Three paths to pick from, part 2: Distant connections

I promised two more path puzzles in part 1, and their time has come. When I posted recently about “starmaps” as a variation on edgematching puzzles, my variation there was actually the second puzzle inspired by them that I had found recently. The first was this set of 2×2 square tiles with one cell being marked with 2 orthogonal or diagonal arrows. (The tiles can be flipped.)

Part of the inspiration to use arrows may have come from the game of Trippples, [siccc] which uses a complete set of fixed square pieces with arrows in three directions. I recently read about Trippples in issue 7 of Abstract Games magazine. Once I had these squares with arrows, a puzzle challenge seemed natural: connect the arrows into a single path, which may not enter any cell with arrows in any direction that does not correspond to an arrow.

Problem 61: Find a closed circuit using these pieces. I spent enough time finding the path above; I suspect that a closed circuit may be solvable if you have the patience of a Lewis Patterson, which I do not.

One element I like to consider in puzzle design is non-locality. A puzzle exhibits non-locality if, when you are placing a piece, you must consider pieces that are not immediately adjacent. Most polyform and edgematching puzzles are generally local. If half of a puzzle frame is filled, pieces in the interior of the filled region do not directly affect how new pieces can connect to the edge of that region. (Of course, I am eliding the fact that they reduce the set of remaining pieces that are available to place.) In the above puzzle, the empty space allows long distance connections, turning path-making into a non-local problem.

My Color Tubes puzzle from my Edge Collection Connection set of edgematching card puzzles was also a path puzzle with non-local considerations. I neglected to introduce it on the blog back when I produced the set, so let’s remedy that now.

The configuration shown is a solution to the challenge of placing the pieces so that each tube has three segments of three different colors. Segments can break in the middle of a card, or at a connection across a card boundary with non-matching colors. (Here, the cards cannot be flipped over; the back sides of the cards contain a second, related puzzle.) Other challenges for the cards are placing them so there are two differently colored segments, or four. This was definitely more of a “designed” puzzle than a “discovered” puzzle, which was a bit of a departure for me. I’ll have another excuse to muse about the distinction in a future post, but at this point I’ve hinted at more than one future post, so they can’t all be the next one.
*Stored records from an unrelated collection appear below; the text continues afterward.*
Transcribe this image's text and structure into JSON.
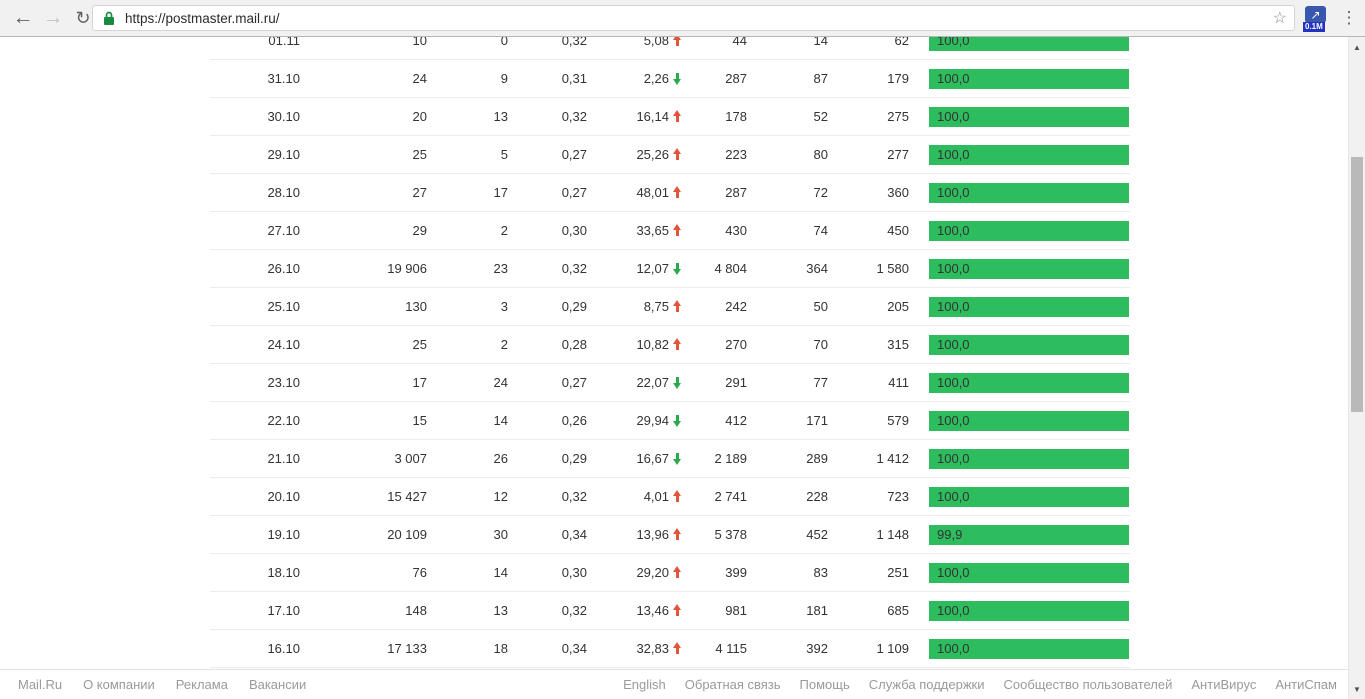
{
  "browser": {
    "url": "https://postmaster.mail.ru/",
    "back_glyph": "←",
    "forward_glyph": "→",
    "reload_glyph": "↻",
    "bookmark_glyph": "☆",
    "extension_arrow_glyph": "↗",
    "extension_badge": "0.1M",
    "menu_glyph": "⋮",
    "scroll_up_glyph": "▲",
    "scroll_down_glyph": "▼"
  },
  "colors": {
    "bar_green": "#2ebd5e",
    "trend_up_red": "#e1543c",
    "trend_down_green": "#2ca94d",
    "lock_green": "#1a8a42"
  },
  "table": {
    "rows": [
      {
        "date": "01.11",
        "v1": "10",
        "v2": "0",
        "v3": "0,32",
        "trend": {
          "value": "5,08",
          "dir": "up"
        },
        "v4": "44",
        "v5": "14",
        "v6": "62",
        "score": {
          "label": "100,0",
          "pct": 100
        }
      },
      {
        "date": "31.10",
        "v1": "24",
        "v2": "9",
        "v3": "0,31",
        "trend": {
          "value": "2,26",
          "dir": "down"
        },
        "v4": "287",
        "v5": "87",
        "v6": "179",
        "score": {
          "label": "100,0",
          "pct": 100
        }
      },
      {
        "date": "30.10",
        "v1": "20",
        "v2": "13",
        "v3": "0,32",
        "trend": {
          "value": "16,14",
          "dir": "up"
        },
        "v4": "178",
        "v5": "52",
        "v6": "275",
        "score": {
          "label": "100,0",
          "pct": 100
        }
      },
      {
        "date": "29.10",
        "v1": "25",
        "v2": "5",
        "v3": "0,27",
        "trend": {
          "value": "25,26",
          "dir": "up"
        },
        "v4": "223",
        "v5": "80",
        "v6": "277",
        "score": {
          "label": "100,0",
          "pct": 100
        }
      },
      {
        "date": "28.10",
        "v1": "27",
        "v2": "17",
        "v3": "0,27",
        "trend": {
          "value": "48,01",
          "dir": "up"
        },
        "v4": "287",
        "v5": "72",
        "v6": "360",
        "score": {
          "label": "100,0",
          "pct": 100
        }
      },
      {
        "date": "27.10",
        "v1": "29",
        "v2": "2",
        "v3": "0,30",
        "trend": {
          "value": "33,65",
          "dir": "up"
        },
        "v4": "430",
        "v5": "74",
        "v6": "450",
        "score": {
          "label": "100,0",
          "pct": 100
        }
      },
      {
        "date": "26.10",
        "v1": "19 906",
        "v2": "23",
        "v3": "0,32",
        "trend": {
          "value": "12,07",
          "dir": "down"
        },
        "v4": "4 804",
        "v5": "364",
        "v6": "1 580",
        "score": {
          "label": "100,0",
          "pct": 100
        }
      },
      {
        "date": "25.10",
        "v1": "130",
        "v2": "3",
        "v3": "0,29",
        "trend": {
          "value": "8,75",
          "dir": "up"
        },
        "v4": "242",
        "v5": "50",
        "v6": "205",
        "score": {
          "label": "100,0",
          "pct": 100
        }
      },
      {
        "date": "24.10",
        "v1": "25",
        "v2": "2",
        "v3": "0,28",
        "trend": {
          "value": "10,82",
          "dir": "up"
        },
        "v4": "270",
        "v5": "70",
        "v6": "315",
        "score": {
          "label": "100,0",
          "pct": 100
        }
      },
      {
        "date": "23.10",
        "v1": "17",
        "v2": "24",
        "v3": "0,27",
        "trend": {
          "value": "22,07",
          "dir": "down"
        },
        "v4": "291",
        "v5": "77",
        "v6": "411",
        "score": {
          "label": "100,0",
          "pct": 100
        }
      },
      {
        "date": "22.10",
        "v1": "15",
        "v2": "14",
        "v3": "0,26",
        "trend": {
          "value": "29,94",
          "dir": "down"
        },
        "v4": "412",
        "v5": "171",
        "v6": "579",
        "score": {
          "label": "100,0",
          "pct": 100
        }
      },
      {
        "date": "21.10",
        "v1": "3 007",
        "v2": "26",
        "v3": "0,29",
        "trend": {
          "value": "16,67",
          "dir": "down"
        },
        "v4": "2 189",
        "v5": "289",
        "v6": "1 412",
        "score": {
          "label": "100,0",
          "pct": 100
        }
      },
      {
        "date": "20.10",
        "v1": "15 427",
        "v2": "12",
        "v3": "0,32",
        "trend": {
          "value": "4,01",
          "dir": "up"
        },
        "v4": "2 741",
        "v5": "228",
        "v6": "723",
        "score": {
          "label": "100,0",
          "pct": 100
        }
      },
      {
        "date": "19.10",
        "v1": "20 109",
        "v2": "30",
        "v3": "0,34",
        "trend": {
          "value": "13,96",
          "dir": "up"
        },
        "v4": "5 378",
        "v5": "452",
        "v6": "1 148",
        "score": {
          "label": "99,9",
          "pct": 99.9
        }
      },
      {
        "date": "18.10",
        "v1": "76",
        "v2": "14",
        "v3": "0,30",
        "trend": {
          "value": "29,20",
          "dir": "up"
        },
        "v4": "399",
        "v5": "83",
        "v6": "251",
        "score": {
          "label": "100,0",
          "pct": 100
        }
      },
      {
        "date": "17.10",
        "v1": "148",
        "v2": "13",
        "v3": "0,32",
        "trend": {
          "value": "13,46",
          "dir": "up"
        },
        "v4": "981",
        "v5": "181",
        "v6": "685",
        "score": {
          "label": "100,0",
          "pct": 100
        }
      },
      {
        "date": "16.10",
        "v1": "17 133",
        "v2": "18",
        "v3": "0,34",
        "trend": {
          "value": "32,83",
          "dir": "up"
        },
        "v4": "4 115",
        "v5": "392",
        "v6": "1 109",
        "score": {
          "label": "100,0",
          "pct": 100
        }
      }
    ]
  },
  "footer": {
    "left_links": [
      "Mail.Ru",
      "О компании",
      "Реклама",
      "Вакансии"
    ],
    "right_links": [
      "English",
      "Обратная связь",
      "Помощь",
      "Служба поддержки",
      "Сообщество пользователей",
      "АнтиВирус",
      "АнтиСпам"
    ]
  }
}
With a couple of instances of non-locality under our belts, can we say anything useful about it as a puzzle design tool? In the case of Color Tubes, I think it gives it a little more depth than a typical 3×3 edgematching puzzle, which would seem to be welcome. In the arrow path puzzle, it adds difficulty and complexity, but the result is a little too much difficulty and complexity, at least for my tastes. It is a spice that should be judiciously applied. But then, so is hinting at coming posts, and that won’t stop me from teasing more material about non-local puzzles in the near future!

Edge Pip Puzzles

Recently* I was perusing the section on edge matching puzzles on Rob’s Puzzle Page. While puzzles using a 3×3 square grid are the most common, one that I found interesting was the 2×3 grid “Matador” puzzle, where matches form dominoes with doubled numbers of pips. Possibly to compensate for the reduction in size, an extra rule requires that not only must edges match, but one match must be present for each pip number between 0 and 6.
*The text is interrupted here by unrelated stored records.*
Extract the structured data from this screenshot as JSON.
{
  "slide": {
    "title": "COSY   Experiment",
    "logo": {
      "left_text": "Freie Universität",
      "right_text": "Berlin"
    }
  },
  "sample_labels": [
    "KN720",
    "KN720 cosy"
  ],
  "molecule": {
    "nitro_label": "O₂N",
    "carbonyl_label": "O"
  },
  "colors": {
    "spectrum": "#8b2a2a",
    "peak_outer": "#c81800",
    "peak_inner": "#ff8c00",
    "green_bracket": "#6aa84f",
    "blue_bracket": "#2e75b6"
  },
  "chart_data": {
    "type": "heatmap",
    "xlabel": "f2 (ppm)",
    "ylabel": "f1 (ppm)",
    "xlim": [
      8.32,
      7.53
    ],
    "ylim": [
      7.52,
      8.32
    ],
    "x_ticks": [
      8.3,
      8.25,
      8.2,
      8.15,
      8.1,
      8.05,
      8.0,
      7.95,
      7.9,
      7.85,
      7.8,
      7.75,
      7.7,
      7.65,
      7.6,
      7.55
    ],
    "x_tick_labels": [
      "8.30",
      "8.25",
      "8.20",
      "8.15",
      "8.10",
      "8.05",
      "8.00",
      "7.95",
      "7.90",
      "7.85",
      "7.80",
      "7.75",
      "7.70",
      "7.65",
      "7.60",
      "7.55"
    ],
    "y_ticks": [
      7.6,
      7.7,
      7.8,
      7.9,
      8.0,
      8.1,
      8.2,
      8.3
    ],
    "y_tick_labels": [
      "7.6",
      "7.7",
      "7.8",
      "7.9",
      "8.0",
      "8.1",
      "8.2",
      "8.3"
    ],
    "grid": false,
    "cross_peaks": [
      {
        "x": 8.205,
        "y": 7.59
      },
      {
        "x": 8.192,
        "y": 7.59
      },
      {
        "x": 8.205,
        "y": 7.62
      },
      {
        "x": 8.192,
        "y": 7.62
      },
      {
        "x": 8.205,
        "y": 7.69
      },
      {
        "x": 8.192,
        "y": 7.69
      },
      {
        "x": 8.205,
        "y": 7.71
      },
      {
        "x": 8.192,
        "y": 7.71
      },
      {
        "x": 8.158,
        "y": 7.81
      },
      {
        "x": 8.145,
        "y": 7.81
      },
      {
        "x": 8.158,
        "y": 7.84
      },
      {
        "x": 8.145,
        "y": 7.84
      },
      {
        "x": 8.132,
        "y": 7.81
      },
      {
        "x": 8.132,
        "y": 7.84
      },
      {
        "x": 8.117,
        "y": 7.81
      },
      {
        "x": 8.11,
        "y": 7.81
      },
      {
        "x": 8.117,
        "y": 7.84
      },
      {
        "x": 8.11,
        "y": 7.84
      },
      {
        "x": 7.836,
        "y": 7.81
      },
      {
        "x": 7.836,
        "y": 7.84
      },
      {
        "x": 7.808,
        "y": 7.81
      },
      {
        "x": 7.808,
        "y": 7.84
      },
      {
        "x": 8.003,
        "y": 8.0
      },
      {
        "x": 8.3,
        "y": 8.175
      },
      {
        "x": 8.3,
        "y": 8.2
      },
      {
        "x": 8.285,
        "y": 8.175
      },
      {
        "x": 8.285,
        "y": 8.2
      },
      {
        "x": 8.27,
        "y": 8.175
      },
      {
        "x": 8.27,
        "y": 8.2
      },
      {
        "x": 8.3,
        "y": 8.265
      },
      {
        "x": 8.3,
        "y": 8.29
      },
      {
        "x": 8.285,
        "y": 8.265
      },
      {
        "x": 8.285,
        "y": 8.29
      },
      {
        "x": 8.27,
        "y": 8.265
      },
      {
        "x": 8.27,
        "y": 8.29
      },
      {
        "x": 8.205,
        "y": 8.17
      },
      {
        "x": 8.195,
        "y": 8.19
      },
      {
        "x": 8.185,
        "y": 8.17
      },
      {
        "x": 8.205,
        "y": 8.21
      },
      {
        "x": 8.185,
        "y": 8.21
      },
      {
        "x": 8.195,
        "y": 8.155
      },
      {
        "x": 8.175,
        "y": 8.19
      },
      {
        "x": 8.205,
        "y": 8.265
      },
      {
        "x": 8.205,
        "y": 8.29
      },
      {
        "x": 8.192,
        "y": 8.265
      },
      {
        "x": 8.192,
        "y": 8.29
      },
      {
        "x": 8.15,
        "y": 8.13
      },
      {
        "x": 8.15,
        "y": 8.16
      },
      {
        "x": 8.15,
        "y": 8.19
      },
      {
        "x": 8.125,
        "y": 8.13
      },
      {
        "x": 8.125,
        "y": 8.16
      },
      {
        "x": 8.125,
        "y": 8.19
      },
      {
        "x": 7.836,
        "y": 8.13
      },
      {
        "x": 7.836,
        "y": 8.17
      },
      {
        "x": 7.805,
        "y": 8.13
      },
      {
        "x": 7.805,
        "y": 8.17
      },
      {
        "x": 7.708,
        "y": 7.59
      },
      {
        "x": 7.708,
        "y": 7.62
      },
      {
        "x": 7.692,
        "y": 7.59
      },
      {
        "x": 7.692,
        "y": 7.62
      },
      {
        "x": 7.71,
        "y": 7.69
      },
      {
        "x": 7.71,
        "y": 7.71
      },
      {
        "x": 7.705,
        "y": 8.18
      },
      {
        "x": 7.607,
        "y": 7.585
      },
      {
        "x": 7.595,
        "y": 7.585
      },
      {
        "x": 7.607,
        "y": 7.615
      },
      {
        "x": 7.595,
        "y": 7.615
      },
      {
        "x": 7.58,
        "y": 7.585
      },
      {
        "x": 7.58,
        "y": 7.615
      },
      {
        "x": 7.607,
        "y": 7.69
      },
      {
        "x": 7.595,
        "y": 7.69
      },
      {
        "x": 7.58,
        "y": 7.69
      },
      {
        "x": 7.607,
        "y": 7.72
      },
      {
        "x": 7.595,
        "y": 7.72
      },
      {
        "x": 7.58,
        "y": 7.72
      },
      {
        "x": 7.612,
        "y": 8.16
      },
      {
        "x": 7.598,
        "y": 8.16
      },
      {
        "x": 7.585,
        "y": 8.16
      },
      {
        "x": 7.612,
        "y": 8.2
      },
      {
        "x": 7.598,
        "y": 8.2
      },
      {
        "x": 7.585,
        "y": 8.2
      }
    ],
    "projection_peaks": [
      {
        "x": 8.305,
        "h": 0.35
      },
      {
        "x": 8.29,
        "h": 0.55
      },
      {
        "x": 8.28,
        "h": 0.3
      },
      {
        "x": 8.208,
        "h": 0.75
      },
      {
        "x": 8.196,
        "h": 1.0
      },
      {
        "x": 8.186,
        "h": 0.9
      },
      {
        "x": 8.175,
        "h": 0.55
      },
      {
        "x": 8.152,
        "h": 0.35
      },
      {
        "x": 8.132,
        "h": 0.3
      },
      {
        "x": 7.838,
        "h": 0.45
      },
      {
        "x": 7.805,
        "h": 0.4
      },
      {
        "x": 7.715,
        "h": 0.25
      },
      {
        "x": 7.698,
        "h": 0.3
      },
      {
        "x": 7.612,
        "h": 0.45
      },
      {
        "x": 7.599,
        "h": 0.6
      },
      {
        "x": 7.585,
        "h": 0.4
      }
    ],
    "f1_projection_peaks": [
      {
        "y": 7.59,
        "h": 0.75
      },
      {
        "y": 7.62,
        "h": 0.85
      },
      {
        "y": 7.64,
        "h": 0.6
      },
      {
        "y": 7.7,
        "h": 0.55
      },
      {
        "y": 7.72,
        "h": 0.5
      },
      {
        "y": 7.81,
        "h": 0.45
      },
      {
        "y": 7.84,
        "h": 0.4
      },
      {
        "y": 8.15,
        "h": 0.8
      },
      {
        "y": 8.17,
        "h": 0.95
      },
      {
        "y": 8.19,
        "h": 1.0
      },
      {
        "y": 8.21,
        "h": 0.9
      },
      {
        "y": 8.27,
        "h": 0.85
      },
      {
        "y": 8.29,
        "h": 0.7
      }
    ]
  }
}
My first impulse was to find the simplest complete set that would work as a puzzle. There are 6 different cyclic permutations of a set of four different numbers. Why not try edge-matching with cards using these?

It turns out that this is a pretty easy and not terribly interesting puzzle.

However, in exploring the space of similar puzzles, I found what I think is a particularly elegant gem. If we use cards with edge values between 0 and 8, there are 17 different sums between 0 and 16, which is the same number as the number of internal edges in a 3×4 grid of 12 cards. Coincidentally, 12 is also the number of sets of different numbers between 0 and 8 that sum to 16, so those can be the sets of numbers on our 12 cards.

The last detail is the matter of how we arrange those numbers. Making all of the cards have clockwise ascending edge values is simple enough, although it hurt my symmetry senses to have to pick a direction. And indeed, we don’t have to, because we can make the cards flippable, so that the other sides have values in counterclockwise ascending order. Luckily, the flippable cards are just what the puzzle needed to handle another issue: without them, the puzzle would be unpleasantly hard to solve.

In addition to the collect-all-the sums puzzle, simply matching the numbers makes a good puzzle with this set:

A third challenge is to make a 4×4 square with the corners removed such that every difference between values at the same edge between 1 and 8 occurs exactly twice. I believe I solved this at some point, but I didn’t record the solution, so I can’t show it to you right now.

As you may have noticed, the last puzzle set has higher production quality than the first two. That’s because I’ve had a prototype custom deck of cards made including several different puzzle sets. I intend to have a small run of these made to sell.

*By recently, I mean, whatever was recently last June, when I started writing this post. I don’t mean to only finish blog posts during the earlier part of the year, but it does seem to tend to work out that way.